The Georgia women has been seen as a poster child for the struggles of so-called Dreamers under the Deferred Action for Childhood Arrivals (DACA) program established under during the Obama Administration. Colotl, now 28, was brought to the U.S. by her Mexican parents when she was 11 years old. She garnered national attention in 2010 when a traffic stop landed her in custody for misdemeanor driving without a license. But a felony charge of lying about her place of residence was added. She was incarcerated for 37 days and nearly shipped back to Mexico.
Advocates supporting immigration tolerance viewed her situation as gross police-state and governmental overreach. Her sorority sisters and college president rallied public support to protect her and other students following a positive path. Opponents viewed Colotl as an illegal immigrant who was wrongfully enjoying discounted college tuition.
Colotl kept deportation at bay through the DACA program by renewing her status in 2013 and 2015. She was confident that her legal issues were resolved, having completed a community service program with the understanding the felony would be dropped from her record.

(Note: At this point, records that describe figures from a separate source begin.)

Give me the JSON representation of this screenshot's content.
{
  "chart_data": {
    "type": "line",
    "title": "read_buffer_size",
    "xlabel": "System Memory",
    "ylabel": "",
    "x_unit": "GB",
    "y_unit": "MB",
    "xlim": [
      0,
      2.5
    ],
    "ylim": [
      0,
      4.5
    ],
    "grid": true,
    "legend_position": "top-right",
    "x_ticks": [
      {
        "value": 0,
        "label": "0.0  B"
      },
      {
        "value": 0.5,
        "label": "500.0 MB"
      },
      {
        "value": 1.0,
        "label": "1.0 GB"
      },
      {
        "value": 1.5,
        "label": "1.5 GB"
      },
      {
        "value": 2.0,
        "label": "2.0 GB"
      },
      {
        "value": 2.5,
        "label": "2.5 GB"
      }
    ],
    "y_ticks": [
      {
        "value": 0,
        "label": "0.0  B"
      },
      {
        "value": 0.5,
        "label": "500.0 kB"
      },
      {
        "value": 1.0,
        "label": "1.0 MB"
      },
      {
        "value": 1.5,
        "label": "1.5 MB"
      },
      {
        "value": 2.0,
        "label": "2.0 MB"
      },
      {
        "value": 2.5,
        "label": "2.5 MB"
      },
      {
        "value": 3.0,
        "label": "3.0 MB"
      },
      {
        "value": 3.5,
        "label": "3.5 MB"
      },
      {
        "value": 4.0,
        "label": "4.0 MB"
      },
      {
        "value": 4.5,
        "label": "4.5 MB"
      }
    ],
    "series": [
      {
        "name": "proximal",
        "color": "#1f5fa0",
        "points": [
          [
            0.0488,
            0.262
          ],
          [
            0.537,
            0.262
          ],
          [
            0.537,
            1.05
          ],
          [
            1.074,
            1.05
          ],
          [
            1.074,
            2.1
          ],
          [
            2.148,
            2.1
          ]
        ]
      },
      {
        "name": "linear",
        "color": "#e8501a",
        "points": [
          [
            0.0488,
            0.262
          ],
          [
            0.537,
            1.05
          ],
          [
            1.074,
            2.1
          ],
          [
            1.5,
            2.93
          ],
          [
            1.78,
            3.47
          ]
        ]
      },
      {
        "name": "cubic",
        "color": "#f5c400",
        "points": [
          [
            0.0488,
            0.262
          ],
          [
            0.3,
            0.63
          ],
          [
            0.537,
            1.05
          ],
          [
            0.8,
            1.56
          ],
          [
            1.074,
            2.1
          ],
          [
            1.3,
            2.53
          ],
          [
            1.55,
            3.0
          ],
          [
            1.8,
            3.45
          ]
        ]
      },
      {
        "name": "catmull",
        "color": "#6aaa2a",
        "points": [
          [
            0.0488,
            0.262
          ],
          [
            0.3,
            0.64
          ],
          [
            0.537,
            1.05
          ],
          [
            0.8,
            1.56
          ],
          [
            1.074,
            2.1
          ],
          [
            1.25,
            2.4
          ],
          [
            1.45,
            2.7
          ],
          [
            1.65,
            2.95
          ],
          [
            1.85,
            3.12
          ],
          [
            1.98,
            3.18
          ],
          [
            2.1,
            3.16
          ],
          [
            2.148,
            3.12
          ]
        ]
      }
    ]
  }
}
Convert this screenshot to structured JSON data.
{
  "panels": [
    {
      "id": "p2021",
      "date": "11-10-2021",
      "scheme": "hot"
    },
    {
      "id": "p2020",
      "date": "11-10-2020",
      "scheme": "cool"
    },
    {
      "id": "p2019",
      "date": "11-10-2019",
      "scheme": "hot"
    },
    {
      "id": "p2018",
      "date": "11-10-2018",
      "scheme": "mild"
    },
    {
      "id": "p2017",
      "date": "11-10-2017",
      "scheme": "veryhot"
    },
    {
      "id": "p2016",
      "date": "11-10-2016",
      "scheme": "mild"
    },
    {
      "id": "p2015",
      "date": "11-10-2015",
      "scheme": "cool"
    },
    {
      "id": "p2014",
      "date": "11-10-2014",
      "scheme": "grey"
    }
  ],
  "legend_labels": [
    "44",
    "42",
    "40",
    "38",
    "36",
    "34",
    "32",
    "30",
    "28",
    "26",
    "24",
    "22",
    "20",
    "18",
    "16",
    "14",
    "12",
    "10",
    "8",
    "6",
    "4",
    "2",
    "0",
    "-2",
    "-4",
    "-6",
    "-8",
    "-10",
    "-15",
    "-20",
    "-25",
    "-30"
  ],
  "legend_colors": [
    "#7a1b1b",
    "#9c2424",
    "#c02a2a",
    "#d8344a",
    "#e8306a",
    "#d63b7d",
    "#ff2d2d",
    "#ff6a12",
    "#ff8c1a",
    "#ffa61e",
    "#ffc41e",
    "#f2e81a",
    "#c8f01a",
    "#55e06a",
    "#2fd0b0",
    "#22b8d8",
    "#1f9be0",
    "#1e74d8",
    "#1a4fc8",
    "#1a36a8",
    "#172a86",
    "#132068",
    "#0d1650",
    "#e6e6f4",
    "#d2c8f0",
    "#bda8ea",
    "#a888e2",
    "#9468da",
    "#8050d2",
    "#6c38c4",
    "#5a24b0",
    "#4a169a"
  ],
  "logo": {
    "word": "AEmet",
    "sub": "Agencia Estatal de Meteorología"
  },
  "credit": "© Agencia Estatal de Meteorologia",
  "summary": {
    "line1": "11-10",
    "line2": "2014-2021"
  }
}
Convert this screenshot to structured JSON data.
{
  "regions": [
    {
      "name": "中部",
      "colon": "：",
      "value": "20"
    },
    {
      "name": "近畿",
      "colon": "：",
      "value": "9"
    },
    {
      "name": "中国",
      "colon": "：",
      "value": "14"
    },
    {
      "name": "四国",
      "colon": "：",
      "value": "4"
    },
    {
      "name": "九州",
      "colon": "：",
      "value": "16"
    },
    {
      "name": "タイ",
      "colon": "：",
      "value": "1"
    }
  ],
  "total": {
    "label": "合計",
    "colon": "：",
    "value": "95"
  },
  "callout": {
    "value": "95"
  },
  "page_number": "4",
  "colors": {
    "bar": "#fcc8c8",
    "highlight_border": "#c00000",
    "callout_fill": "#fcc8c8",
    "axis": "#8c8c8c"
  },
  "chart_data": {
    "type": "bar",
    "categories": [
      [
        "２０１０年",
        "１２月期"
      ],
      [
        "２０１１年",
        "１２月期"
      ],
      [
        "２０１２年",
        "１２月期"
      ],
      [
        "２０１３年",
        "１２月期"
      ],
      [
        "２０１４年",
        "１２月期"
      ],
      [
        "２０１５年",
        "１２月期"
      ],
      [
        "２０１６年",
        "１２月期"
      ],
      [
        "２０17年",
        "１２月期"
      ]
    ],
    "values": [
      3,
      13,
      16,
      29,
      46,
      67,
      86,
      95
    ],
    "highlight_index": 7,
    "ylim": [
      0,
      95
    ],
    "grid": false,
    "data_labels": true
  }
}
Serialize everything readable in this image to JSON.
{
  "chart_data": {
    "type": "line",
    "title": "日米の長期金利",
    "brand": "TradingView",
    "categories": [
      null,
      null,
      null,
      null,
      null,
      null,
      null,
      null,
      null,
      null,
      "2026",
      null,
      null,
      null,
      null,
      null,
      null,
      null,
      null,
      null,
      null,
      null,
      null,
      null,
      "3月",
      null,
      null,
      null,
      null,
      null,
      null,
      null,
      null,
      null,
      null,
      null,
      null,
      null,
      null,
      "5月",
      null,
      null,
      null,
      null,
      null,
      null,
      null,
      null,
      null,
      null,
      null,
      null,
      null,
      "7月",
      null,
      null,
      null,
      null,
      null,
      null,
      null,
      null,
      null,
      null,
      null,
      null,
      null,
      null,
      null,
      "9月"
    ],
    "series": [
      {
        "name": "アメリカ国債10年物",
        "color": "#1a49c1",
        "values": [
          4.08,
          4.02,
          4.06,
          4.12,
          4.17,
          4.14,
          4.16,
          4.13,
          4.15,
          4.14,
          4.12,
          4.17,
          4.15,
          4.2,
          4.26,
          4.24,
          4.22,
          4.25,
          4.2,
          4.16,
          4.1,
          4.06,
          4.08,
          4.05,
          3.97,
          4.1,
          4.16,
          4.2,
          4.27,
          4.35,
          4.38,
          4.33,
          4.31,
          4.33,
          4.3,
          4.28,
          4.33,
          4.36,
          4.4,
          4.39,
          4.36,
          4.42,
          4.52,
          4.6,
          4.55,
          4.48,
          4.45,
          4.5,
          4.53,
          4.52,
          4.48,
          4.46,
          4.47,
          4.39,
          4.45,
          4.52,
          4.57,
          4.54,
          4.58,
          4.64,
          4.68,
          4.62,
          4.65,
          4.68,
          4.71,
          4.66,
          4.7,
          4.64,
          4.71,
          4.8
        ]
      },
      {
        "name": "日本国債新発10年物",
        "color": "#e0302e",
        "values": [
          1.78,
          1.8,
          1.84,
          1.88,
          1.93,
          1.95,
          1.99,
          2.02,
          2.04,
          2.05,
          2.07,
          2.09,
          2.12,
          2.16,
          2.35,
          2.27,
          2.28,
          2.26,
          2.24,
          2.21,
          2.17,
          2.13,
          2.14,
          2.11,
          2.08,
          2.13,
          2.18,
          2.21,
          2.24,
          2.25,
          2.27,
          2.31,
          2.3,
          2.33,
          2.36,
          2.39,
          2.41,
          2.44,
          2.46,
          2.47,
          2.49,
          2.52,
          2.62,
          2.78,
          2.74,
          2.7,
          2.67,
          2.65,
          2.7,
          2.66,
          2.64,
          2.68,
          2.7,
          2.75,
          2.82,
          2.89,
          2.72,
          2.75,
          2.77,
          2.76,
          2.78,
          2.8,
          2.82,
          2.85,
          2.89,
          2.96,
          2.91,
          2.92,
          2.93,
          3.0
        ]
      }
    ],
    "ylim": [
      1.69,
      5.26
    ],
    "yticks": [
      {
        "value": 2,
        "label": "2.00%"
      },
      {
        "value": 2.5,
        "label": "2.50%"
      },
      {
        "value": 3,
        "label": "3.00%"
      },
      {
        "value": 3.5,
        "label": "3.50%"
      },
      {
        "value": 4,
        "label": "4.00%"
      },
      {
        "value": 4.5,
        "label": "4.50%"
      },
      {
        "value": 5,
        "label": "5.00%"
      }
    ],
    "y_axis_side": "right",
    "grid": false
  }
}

Now a college graduate working as a legal assistant, Department of Homeland Security’s Immigration and Customs Enforcement declined to renew her DACA status in May while targeting convicted felons who entered the U.S. illegally. The agency took the position that Colotl’s admission disqualified her from the DACA program.
In a hearing held in the Federal District Court for the Northern District of Georgia, government attorneys effectively dropped the issue. They agreed that Colotl was correct that her completion of the community service and diversion program did not make her a felon. Without a legal reason to bar her, judge Mark H. Cohen ruled that her DACA application must be reinstated.
Approximately 750,000 people have been allowed to pursue a productive life in the U.S. under the DACA program. Pres. Trump has indicated that criminal immigrants would be the focus of deportation efforts and the DACA program has been left intact. During the first quarter of 2017, more than 17,275 new applications have been approved. As many as 107,524 renewals have also been OK’d, according to Immigration and Customs Enforcement.
Although widespread fear exists among immigrants, cases such as Colotl’s show that the rule of law is alive, well and legal protections remain in place.